Mutfağa koyacağınız ayrı bir kutuda kağıt, cam, metal, plastik atıklarınızı ayrıştırın. Evden çıkan ambalaj atıkları; süt kutuları, şampuan şişeleri, yiyecek ambalajları, soda şişeleri, kullanılmış kağıtlar vs. Hepsini atabilirsiniz. Çıkan atık miktarını gördükçe eminim siz de şaşıracaksınız. Belediyenizden binanız için atık kutusu isteyebilir ya da en yakın cam kumbarasının yerini öğrenebilirsiniz. Böylelikle çıkan atıklarınızı geri dönüştürebilirsiniz.
Hepimizin sadeleşmeye ve minimalleşmeye ihtiyacı var. Belki hemen değil ama yavaş yavaş uygulamaya koyabilirsiniz. Markete gittiğinizde sepetinizi daha az doldurabilir, kıyafet alışverişine gittiğinizde gerçekten ihtiyacım var mı diye, kendinize sorabilirsiniz. Az özdür.
Pandemiyle birlikte daha da çok hayatımıza giren tek kullanımlık plastikleri mümkün olduğunca az kullanmaya çalışın. Kullanması beş dakika, doğada kaybolması yüzlerce yıl alıyor... Her gün içtiğiniz kahvenizi termosta içebilir, su şişenizi yanınızda taşıyabilir ve yanınızda bez çanta bulundurabilirsiniz.
Dolabınıza yeni bir kıyafet eklemeden, yeni bir çanta, ayakkabı almadan önce var olanları değerlendirmeye ne dersiniz? Belki uzun zamandır giymediğiniz bir elbiseyi terziye götürebilir, çok sevdiğiniz çantanızı lostrada yeniletebilirsin. Kıyafetlerinizin ömrünü uzatın, iyi bakın, senelerce giyin.
İkinci el uygulamalara kayıt olabilir hem dolabınızdaki giymediğiniz kıyafetleri kazanca dönüştürebilir hem de başka dolaplardaki kıyafetleri keşfedebilirsiniz, neler bulabileceğinize inanamayacaksınız. Unutmamalıyız ki dünyaya zarar vermeden de alışveriş yapmak mümkün.
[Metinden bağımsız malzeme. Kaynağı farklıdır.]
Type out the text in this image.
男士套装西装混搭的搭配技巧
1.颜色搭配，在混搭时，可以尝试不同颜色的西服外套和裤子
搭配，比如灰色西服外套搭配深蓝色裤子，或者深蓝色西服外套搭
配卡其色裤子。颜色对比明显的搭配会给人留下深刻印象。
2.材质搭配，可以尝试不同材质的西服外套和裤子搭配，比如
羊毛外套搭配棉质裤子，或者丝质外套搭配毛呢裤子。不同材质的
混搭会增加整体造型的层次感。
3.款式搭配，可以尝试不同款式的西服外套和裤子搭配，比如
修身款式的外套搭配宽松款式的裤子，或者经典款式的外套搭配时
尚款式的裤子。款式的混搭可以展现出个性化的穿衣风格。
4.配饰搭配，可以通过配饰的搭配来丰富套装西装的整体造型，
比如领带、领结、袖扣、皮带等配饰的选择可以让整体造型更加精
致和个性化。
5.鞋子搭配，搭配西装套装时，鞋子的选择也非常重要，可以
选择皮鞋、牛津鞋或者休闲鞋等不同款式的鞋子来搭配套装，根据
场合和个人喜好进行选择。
Hadi bu hafta yeni bir şey yapmayı öğrenin, mesela kendi yoğurdunuzu mayalayın, turşu kurun, en sevdiğiniz meyvelerden reçel yapın. Köklere dönüş başladı, çünkü biliyoruz ki en doğalı, en sağlıklısı kendi yaptığımız. Hem atıksız yaşam için de harika bir başlangıç olur.
Hem dünyamız hem de cebimiz için tasarruf sağlamayı alışkanlık haline getirmeliyiz. Temiz su sıkıntısı ve kuraklık yanıbaşımızda... Çamaşır ve bulaşık makinesini tam dolmadan çalıştırmamalı, kısa programlar tercih etmeli, doğal ve zararlı kimyasal içermeyen deterjanlar kullanmaya çalışmalıyız. Kıyafetler üretilirken kullanılan su ve enerji miktarını da unutmamalıyız. 1 jean üretmek için bir kişinin üç yıllık su ihtiyacı kadar su tüketiliyor.
Hareket ve sürdürülebilirlik arasında nasıl bir ilişki var diye düşünüyorsanız, daha çok yürüyüş daha az karbon ayak izi demek. Kısa mesafelere mutlaka yürüyerek gidelim, evimizin yakınındaki yürüme mesafesindeki marketi, bankayı, kuaförü tercih edelim. Hem dünyayı hem de formumuzu koruyalım.
Tükettiğiniz etin, sütün, yumurtanın dünyayı nasıl etkilediğini biliyor musunuz? Bitkisel beslenmeyi araştırmalısınız. Belki bir anda bırakmak mümkün değil ama haftanın birkaç günü hayvansal gıdalardan uzak durabilirsiniz. Kahvenize bitkisel süt ekleyebilir, baklagilleri, yeşillikleri bol tükettiğiniz öğünler hazırlayabilirsiniz. Mevsiminde sebze meyve tüketmek de sürdürülebilirlik için önemli bir adım.
Kullandığınız kozmetik malzemelerin içeriğine, ambalajına, hayvan deneyi yapıp yapmadığına dikkat etmeli; doğal ve organik içerikler, geri dönüştürülmüş ambalajlar ve peta onaylı vegan kozmetikleri tercih etmelisiniz. Bakımımızı yaparken hem doğayı hem de hayvanları düşünelim, bu dünya hepimizin.